Le [3] est condamné à payer à Mme [H] la somme de 3 000 euros net à titre de dommages et intérêts pour manquement à l’obligation de sécurité.
Sur les demandes accessoires :
Le jugement entrepris est confirmé sur les frais irrépétibles et infirmé sur les dépens.
Le [3], partie perdante, est condamné aux dépens de première instance et d’appel.
Il y a lieu de condamner le [3] à payer à Mme [H] la somme de 2 000 euros au titre de l’article 700 du code de procédure civile en cause d’appel, et de débouter le [3] de sa demande au titre de cet article.
PAR CES MOTIFS,
La cour, statuant publiquement et contradictoirement après en avoir délibéré conformément à la loi,
CONFIRME le jugement entrepris en ce qu’il a :
Débouté Mme [H] de sa demande visant à ce que soit prononcée la nullité de la rupture conventionnelle du 23 juin 2020 ;
Débouté Mme [H] de sa demande en dommages et intérêts au titre de l’exécution déloyale du contrat de travail ;
Débouté les parties de leurs demandes respectives au titre de l’article 700 du code de procédure civile ;
INFIRME le jugement entrepris pour le surplus ;
Statuant à nouveau des chefs infirmés et y ajoutant,
REJETTE la fin de non-recevoir tirée de la prescription de l’action en nullité de la rupture conventionnelle du 23 juin 2020 ;
CONDAMNE le [3] à payer à Mme [H] la somme de 3 000 euros net au titre du manquement à l’obligation de prévention et de sécurité ;
CONDAMNE le [3] à payer à Mme [H] la somme de 2 000 euros au titre de l’article 700 du code de procédure civile en cause d’appel ;
DEBOUTE le [3] de sa demande d’indemnité au titre de l’article 700 du code de procédure civile en cause d’appel ;
CONDAMNE le [3] aux dépens de première instance et d’appel.

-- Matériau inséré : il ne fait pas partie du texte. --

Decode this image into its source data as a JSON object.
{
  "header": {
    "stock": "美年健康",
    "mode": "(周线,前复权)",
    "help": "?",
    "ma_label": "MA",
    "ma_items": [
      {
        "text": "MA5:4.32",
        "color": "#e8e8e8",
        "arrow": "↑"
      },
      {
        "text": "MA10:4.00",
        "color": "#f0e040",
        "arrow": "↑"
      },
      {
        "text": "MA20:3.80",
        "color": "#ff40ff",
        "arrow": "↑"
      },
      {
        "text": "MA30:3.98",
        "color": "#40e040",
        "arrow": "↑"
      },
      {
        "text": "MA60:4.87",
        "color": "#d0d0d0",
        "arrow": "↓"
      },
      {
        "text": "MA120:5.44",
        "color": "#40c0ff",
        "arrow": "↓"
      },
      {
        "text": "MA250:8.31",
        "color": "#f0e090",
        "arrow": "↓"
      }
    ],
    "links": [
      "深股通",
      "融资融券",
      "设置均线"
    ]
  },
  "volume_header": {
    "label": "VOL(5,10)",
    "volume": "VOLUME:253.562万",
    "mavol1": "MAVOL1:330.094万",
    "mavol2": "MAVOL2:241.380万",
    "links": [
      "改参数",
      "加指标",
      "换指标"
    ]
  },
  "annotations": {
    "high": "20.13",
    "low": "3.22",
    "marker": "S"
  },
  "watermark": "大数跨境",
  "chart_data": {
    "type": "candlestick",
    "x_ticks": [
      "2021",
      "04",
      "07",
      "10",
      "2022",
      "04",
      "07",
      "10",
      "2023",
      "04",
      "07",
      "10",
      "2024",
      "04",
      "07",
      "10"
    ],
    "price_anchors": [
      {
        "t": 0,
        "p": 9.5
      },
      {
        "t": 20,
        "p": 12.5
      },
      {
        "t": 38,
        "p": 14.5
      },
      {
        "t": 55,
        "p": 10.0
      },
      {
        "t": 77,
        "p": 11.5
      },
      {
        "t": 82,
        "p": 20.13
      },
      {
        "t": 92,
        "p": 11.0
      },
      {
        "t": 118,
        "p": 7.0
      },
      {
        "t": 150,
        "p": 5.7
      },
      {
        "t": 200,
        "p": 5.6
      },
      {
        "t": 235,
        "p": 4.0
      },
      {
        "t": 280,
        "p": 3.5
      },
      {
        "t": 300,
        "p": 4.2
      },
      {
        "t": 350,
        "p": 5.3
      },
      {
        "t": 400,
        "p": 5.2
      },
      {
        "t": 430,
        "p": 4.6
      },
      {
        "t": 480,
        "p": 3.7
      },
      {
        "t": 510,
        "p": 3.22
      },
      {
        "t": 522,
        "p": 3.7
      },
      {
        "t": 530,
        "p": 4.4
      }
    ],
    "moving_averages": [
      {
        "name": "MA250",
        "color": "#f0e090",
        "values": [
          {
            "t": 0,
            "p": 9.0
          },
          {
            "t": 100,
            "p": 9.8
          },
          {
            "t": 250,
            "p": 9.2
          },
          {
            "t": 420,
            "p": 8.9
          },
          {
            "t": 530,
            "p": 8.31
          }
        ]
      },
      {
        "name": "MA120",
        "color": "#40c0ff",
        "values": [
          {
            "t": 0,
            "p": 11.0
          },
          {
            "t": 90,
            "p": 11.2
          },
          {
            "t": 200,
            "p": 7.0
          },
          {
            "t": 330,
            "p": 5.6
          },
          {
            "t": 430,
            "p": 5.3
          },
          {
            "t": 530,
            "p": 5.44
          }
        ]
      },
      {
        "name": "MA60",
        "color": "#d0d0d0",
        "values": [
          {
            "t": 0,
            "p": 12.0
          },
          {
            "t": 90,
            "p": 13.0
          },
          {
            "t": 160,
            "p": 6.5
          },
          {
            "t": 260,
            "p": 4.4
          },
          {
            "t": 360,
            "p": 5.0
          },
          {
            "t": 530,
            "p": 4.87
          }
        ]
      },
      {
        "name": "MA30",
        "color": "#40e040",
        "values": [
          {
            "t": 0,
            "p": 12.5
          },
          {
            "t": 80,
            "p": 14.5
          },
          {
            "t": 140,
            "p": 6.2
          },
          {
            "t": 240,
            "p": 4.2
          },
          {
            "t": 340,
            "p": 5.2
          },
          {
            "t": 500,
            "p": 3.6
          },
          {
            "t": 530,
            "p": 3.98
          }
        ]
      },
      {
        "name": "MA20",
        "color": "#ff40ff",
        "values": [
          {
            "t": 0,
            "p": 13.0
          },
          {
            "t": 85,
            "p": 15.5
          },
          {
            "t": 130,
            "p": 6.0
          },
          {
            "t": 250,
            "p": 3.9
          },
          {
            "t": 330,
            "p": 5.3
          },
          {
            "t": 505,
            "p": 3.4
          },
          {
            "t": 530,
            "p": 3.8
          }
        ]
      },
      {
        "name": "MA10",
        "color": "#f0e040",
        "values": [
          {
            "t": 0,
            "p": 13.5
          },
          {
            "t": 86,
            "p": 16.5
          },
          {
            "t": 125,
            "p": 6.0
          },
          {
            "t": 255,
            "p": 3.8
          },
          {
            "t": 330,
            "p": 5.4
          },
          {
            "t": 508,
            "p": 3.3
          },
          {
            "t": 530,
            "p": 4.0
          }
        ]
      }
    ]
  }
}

Prononcé publiquement par mise à disposition de l’arrêt au greffe de la Cour, les parties ayant été préalablement avisées dans les conditions prévues au deuxième alinéa de l’article 450 du code de procédure civile.
Signé par M. Michel-Henry PONSARD, Président et par Mme Carole COLAS, Greffière, à laquelle la minute de la décision a été remise par le magistrat signataire.